Is there a statute of limitations on inherited influences from alcoholics?
I have done much reading on ACOAs because I am the daughter of an alcoholic. My father died from alcoholism. However, my question is this: How far back in generations can one say an individual is affected by one’s alcoholism? My partner tends to see me as the one with all the “dysfunctional” issues because I speak openly about my father’s alcoholism. However, although my husband’s parents did not drink, his mother’s father (husband’s grandfather) was an alcoholic. I certainly see the alcoholic traits carried over into my husband’s family, but because he was not raised in an alcoholic environment, he believes he was not affected. Can you give me some feedback on this?
Of course, you are saying that you have not inherited alcoholism, but were affected by it in your family. This raises the question, “Is there a statute of limitations on the impact of an alcoholic inheritance on your personality?” This begs the first question, “Do offspring of alcoholics differ significantly from other people?” There is little to no evidence that this is the case. I can quote Donald Goodwin, the man renowned for identifying the inheritance of alcoholism (a finding that has been soundly questioned in itself, when he said, “Adult children of alcoholics are about like adult children of everybody else with a problem.”
Nonetheless, ACOA has become an industry. Again quoting Goodwin, “Therapists invented the concept that adult children of alcoholics have special problems that can be treated by therapy. . . . it was a way for therapists to tap into new markets and make money.” At what point can you say that you are a human being who must deal with his or her problems without referring to the mental health of now dead, and perhaps quite distant, relatives?
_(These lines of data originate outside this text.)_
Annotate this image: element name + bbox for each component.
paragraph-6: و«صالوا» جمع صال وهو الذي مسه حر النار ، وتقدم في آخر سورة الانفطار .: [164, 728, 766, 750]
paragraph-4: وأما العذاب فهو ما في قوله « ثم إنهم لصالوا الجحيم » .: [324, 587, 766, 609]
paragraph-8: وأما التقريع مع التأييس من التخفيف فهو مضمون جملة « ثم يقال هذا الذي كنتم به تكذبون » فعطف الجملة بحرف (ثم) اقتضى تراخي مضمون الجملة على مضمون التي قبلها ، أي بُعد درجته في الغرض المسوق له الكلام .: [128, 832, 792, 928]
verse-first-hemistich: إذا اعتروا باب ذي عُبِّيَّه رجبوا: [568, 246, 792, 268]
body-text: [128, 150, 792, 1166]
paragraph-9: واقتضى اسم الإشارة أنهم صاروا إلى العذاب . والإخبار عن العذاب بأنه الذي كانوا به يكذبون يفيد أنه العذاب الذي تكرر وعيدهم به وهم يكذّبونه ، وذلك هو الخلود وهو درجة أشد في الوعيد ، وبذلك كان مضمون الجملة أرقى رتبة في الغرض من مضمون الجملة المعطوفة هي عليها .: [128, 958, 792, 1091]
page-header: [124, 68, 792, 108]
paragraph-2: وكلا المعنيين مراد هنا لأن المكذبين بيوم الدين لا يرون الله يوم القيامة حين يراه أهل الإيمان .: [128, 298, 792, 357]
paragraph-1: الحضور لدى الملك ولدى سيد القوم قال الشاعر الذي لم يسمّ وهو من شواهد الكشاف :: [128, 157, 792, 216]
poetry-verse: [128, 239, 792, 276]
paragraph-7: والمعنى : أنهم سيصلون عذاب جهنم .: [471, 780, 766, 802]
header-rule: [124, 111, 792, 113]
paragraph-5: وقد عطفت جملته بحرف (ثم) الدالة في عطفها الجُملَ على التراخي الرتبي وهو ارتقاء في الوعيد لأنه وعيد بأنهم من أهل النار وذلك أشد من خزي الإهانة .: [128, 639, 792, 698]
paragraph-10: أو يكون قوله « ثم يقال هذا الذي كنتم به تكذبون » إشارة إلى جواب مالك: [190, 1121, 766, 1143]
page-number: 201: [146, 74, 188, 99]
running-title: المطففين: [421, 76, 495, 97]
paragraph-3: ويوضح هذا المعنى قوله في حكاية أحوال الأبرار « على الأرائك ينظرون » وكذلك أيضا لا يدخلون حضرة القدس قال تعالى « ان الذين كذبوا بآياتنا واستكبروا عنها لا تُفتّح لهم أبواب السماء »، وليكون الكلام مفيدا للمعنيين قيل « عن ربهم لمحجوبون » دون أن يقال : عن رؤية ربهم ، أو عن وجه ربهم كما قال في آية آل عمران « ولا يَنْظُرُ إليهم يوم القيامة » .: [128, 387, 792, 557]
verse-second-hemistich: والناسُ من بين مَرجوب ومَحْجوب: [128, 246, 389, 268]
You seem to be approaching this limit by identifying the impact of your husband’s maternal grandfather’s alcoholism on his family and, thereby, on him. In other words, you are claiming a person without alcoholic parents or siblings has ACOA problems.
Every family is a war between two people arriving with different family cultures. You tend to accept as normal your family’s peculiarities, while you quickly perceive how strange are the traits in your spouse’s clan. ACOA is one way to package and label these conflicts—”You’re acting out your family’s alcoholism.” Is this the most profitable way to process differences in your relationship? In other words, do you have a gripe about your husband’s attitudes and behavior which you would like to confront? Why not lay it on the table without any additional baggage. It may actually be that your father’s alcoholism simply gives your husband an opportunity to lay family conflicts at your feet, without taking any responsibility for his role in them.